Supporting the Roundtable on Population Health Improvement
Building Healthy Communities
June 24, 2019
Outside New York State
Research has increasingly found that social determinants, such as income, education, behavioral health, and environmental health, have a disproportionate impact on population health. In an effort to catalyze needed action to improve population health, NYSHealth awarded the National Academies of Sciences (NAS) Institute of Medicine a grant in 2012 to help launch the Roundtable on Population Health Improvement. The roundtable began identifying and raising awareness of innovative population health interventions. In 2016, NYSHealth awarded NAS a second grant for the roundtable to build on these efforts and include more experts from broader sectors, convene workshops to accelerate community and state improvements in population health, and create recommendations on best practices for stakeholders. In 2019, NYSHealth awarded NAS a grant to further support the roundtable as it takes a more action-oriented approach in its work.

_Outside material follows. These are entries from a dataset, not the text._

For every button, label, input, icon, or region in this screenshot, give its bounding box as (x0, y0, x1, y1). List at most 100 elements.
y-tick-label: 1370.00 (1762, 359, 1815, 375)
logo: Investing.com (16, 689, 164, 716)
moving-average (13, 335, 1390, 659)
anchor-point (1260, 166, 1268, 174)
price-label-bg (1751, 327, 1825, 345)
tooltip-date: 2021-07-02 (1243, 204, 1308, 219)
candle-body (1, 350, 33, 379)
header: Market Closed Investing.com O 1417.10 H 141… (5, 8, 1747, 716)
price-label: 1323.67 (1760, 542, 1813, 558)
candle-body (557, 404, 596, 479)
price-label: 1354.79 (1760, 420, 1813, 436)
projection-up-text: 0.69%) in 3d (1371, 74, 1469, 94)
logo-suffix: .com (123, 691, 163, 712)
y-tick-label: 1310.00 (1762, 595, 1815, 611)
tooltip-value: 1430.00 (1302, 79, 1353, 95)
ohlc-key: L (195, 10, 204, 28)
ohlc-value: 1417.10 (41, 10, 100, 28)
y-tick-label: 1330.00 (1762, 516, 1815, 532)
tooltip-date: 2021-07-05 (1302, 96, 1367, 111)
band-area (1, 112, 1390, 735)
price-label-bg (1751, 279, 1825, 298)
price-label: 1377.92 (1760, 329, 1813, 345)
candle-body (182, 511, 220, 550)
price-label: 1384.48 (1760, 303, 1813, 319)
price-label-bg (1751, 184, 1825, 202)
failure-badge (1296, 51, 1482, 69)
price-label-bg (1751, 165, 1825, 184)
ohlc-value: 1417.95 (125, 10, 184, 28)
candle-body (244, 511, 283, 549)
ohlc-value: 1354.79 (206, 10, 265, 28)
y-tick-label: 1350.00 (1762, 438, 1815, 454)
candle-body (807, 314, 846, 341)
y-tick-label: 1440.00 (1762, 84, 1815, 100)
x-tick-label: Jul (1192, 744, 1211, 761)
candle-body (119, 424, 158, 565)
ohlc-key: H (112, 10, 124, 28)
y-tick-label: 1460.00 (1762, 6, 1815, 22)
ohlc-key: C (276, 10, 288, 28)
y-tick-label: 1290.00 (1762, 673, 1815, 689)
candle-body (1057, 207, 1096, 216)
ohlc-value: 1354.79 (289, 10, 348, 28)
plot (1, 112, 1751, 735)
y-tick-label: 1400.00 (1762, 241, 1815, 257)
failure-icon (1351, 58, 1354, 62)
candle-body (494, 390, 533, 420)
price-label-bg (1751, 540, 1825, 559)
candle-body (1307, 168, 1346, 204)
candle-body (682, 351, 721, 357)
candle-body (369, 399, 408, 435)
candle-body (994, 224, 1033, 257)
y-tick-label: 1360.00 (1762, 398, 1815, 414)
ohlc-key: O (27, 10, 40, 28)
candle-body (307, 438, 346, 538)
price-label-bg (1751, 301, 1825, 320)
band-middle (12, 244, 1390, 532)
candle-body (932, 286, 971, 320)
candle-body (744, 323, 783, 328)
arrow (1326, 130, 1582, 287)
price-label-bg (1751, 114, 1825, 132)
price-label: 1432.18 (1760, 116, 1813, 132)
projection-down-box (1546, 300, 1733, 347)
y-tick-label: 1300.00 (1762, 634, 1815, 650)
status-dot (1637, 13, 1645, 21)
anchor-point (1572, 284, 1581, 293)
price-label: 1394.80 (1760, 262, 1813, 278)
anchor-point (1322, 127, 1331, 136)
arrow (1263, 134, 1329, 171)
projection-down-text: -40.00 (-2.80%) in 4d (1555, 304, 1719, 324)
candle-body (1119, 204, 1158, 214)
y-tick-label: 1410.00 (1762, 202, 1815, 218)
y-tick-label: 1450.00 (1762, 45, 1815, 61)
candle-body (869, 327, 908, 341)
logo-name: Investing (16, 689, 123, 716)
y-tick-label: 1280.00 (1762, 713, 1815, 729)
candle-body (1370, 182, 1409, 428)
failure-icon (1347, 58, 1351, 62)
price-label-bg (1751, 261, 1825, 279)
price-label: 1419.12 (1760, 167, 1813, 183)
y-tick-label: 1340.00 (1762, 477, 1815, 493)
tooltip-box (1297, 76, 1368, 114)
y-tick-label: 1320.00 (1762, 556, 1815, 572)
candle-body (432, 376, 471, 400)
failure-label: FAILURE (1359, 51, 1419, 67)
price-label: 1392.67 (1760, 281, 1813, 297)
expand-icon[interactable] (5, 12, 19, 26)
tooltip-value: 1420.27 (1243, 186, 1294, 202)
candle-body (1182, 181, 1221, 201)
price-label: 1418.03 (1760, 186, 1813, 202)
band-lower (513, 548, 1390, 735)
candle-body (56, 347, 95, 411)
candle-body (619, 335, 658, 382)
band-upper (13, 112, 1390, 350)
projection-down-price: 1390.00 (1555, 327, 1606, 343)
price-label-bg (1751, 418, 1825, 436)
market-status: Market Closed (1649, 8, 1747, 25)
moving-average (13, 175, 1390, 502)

Under this grant, the roundtable will continue to convene national experts and organizations, including NYSHealth, to strategize and cultivate innovative interventions to improve population health. The roundtable will hold workshops that spotlight effective models for best practices and inform the development of useful framework and tools. It will also develop action collaboratives in the field and nurture important relationships among stakeholders that may otherwise not occur. For example, the Action Collaborative on Business Engagement in Building Healthy Communities (for which NYSHealth recommended new members) will prepare and publish stories of noteworthy business and community partnerships. As a roundtable member, NYSHealth will be part of a community of science-informed leaders working to spark urgently needed action toward a stronger, more healthful, and more productive society, including those in the fields of public health; health care; business; education and early childhood development; housing; agriculture; transportation; economic development; and nonprofit and faith organizations.